PET/CT has a limited role in the assessment of such cases because low-grade uptake in the primary tumor also decreases the sensitivity to detect metastases. False positive inflammatory uptake is often noted after stent insertion, and this activity can make it difficult to differentiate from the uptake in the primary tumor, Arora explained. Evaluation of nonattenuation corrected images may help differentiate true positive versus artifactual uptake, while stenting should be withheld, if possible, prior to the staging with PET/CT.

"Blooming of intense FDG activity in the primary tumor can lead to erroneous overstaging of the primary tumor. Adjusting the intensity of the PET scan, careful reassessment of fat planes between the tumor and adjacent structures, and the angle of contact with the aorta on the corresponding CT images can improve accuracy of T staging," he stated.

Nodal disease is the single most important prognostic factor and remains the epicenter of debate, and FDG uptake within periesophageal lymph nodes that are anatomically close to the primary tumor can make it difficult to differentiate from intense uptake within the esophagus owing to the limited spatial resolution, Arora stressed. EUS has a high sensitivity for detecting metastatic nodes, and is the modality of choice for evaluation of regional periesophageal nodes. He thinks small nodes below the limit of PET/CT resolution are best assessed on EUS.
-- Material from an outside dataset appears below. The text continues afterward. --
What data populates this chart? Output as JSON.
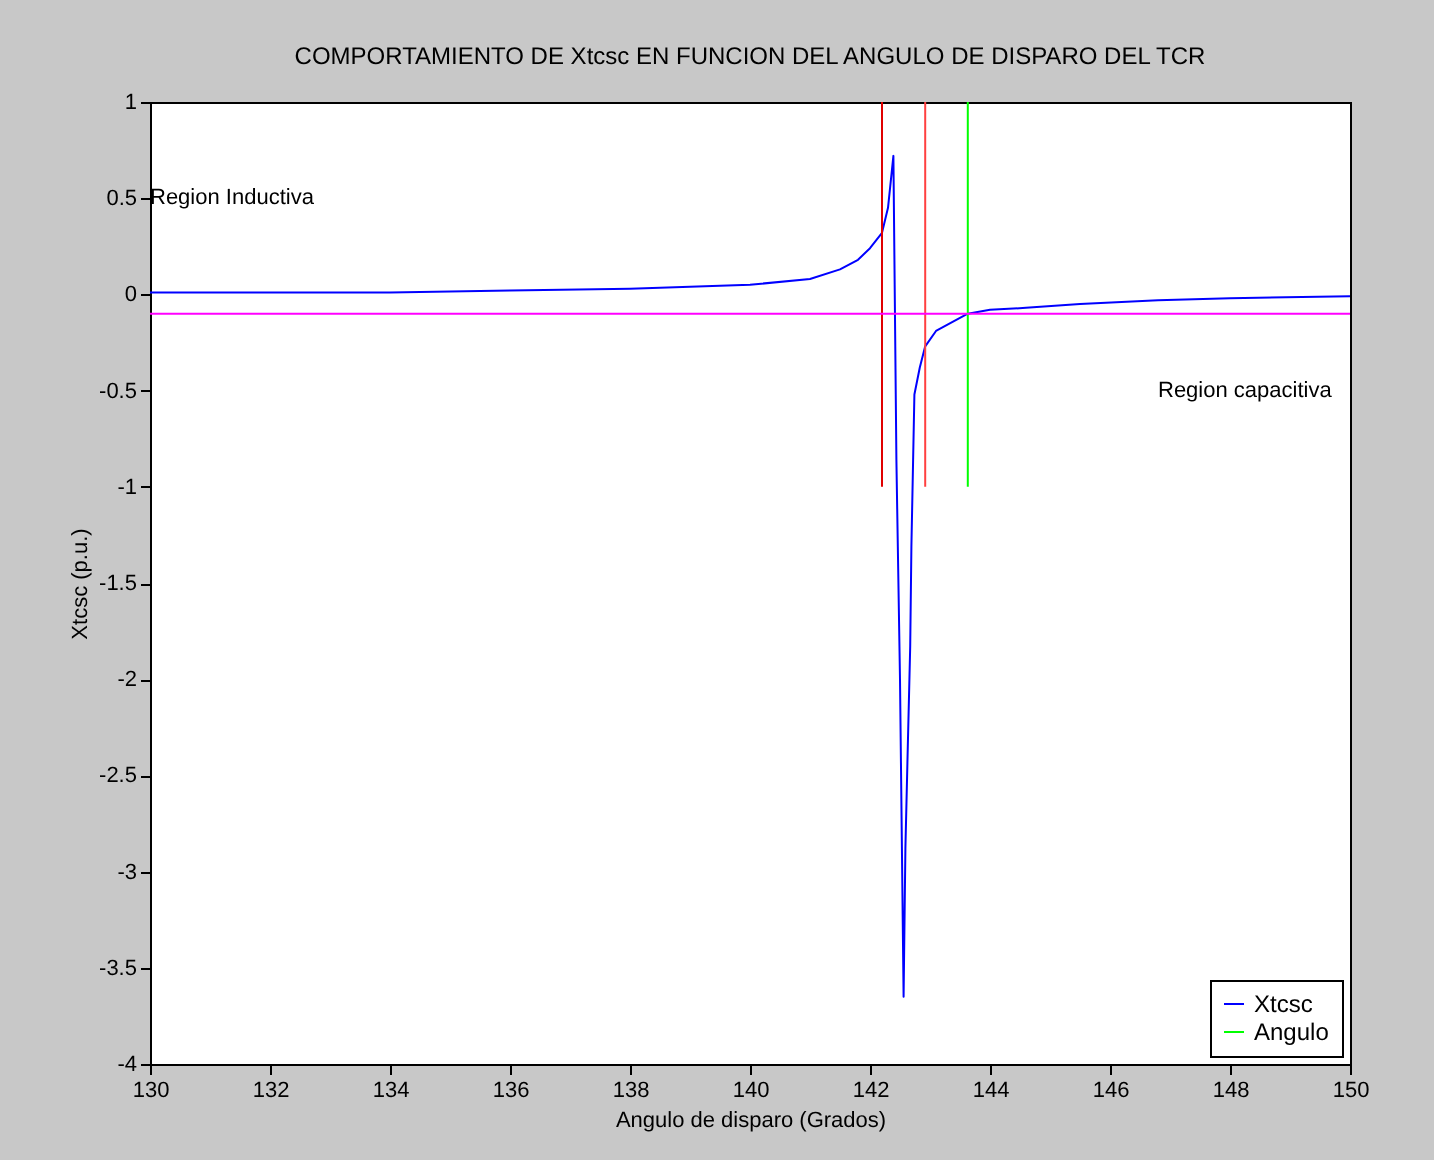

Detection of metastatic disease at initial evaluation is the most important role of PET/CT in staging of esophageal cancer. Metastatic disease is present in 20% to 30% of patients with esophageal cancer at initial presentation, and distant metastases that are not obvious on anatomic imaging can be seen on PET in up to 5% of cases, estimated Arora. Detection of occult metastatic disease with PET/CT can prevent surgery in patients not suitable for curative resection. The commonest sites of visceral metastases include the lungs, liver, bones, and adrenal glands. Nonregional nodal metastases without involvement of intervening locoregional nodes reportedly occur in 25% of cases.
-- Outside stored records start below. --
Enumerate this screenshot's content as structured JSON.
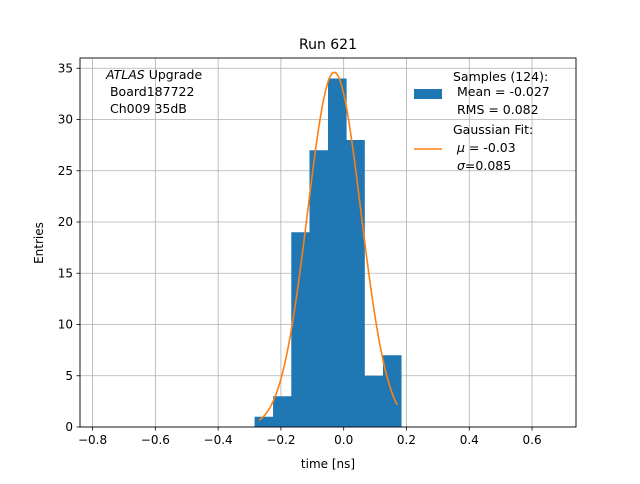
{
  "chart_data": {
    "type": "bar",
    "title": "Run 621",
    "xlabel": "time [ns]",
    "ylabel": "Entries",
    "xlim": [
      -0.84,
      0.74
    ],
    "ylim": [
      0,
      36
    ],
    "grid": true,
    "xticks": [
      -0.8,
      -0.6,
      -0.4,
      -0.2,
      0.0,
      0.2,
      0.4,
      0.6
    ],
    "xtick_labels": [
      "−0.8",
      "−0.6",
      "−0.4",
      "−0.2",
      "0.0",
      "0.2",
      "0.4",
      "0.6"
    ],
    "yticks": [
      0,
      5,
      10,
      15,
      20,
      25,
      30,
      35
    ],
    "ytick_labels": [
      "0",
      "5",
      "10",
      "15",
      "20",
      "25",
      "30",
      "35"
    ],
    "bar_color": "#1f77b4",
    "fit_color": "#ff7f0e",
    "histogram": {
      "bin_edges": [
        -0.284,
        -0.225,
        -0.167,
        -0.109,
        -0.05,
        0.008,
        0.066,
        0.125,
        0.183
      ],
      "counts": [
        1,
        3,
        19,
        27,
        34,
        28,
        5,
        7
      ]
    },
    "fit": {
      "mu": -0.03,
      "sigma": 0.085,
      "amplitude": 34.6,
      "x_range": [
        -0.27,
        0.17
      ]
    },
    "annotation": {
      "line1_italic": "ATLAS",
      "line1_rest": " Upgrade",
      "line2": " Board187722",
      "line3": " Ch009 35dB"
    },
    "legend": {
      "placement": "top-right",
      "samples": {
        "line1": "Samples (124):",
        "line2": " Mean = -0.027",
        "line3": " RMS = 0.082"
      },
      "fit": {
        "line1": "Gaussian Fit:",
        "line2_sym": "μ",
        "line2_rest": " = -0.03",
        "line3_sym": "σ",
        "line3_rest": "=0.085"
      }
    }
  }
}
"Metastases from esophageal cancer can occur in unusual and unexpected locations and may not be detected even on PET/CT," he concluded. "Familiarity with common and unusual sites of disease such as subcutaneous tissues, skeletal muscle, brain, and thyroid gland can improve detection. FDG-PET/CT detected metastases should be confirmed before excluding a patient from surgery, as at least 3.7% are false positives. Unsuspected synchronous neoplasms most commonly in the head and neck, lung, stomach, and colon may be present in 1.5% to 5.5% of patients at presentation."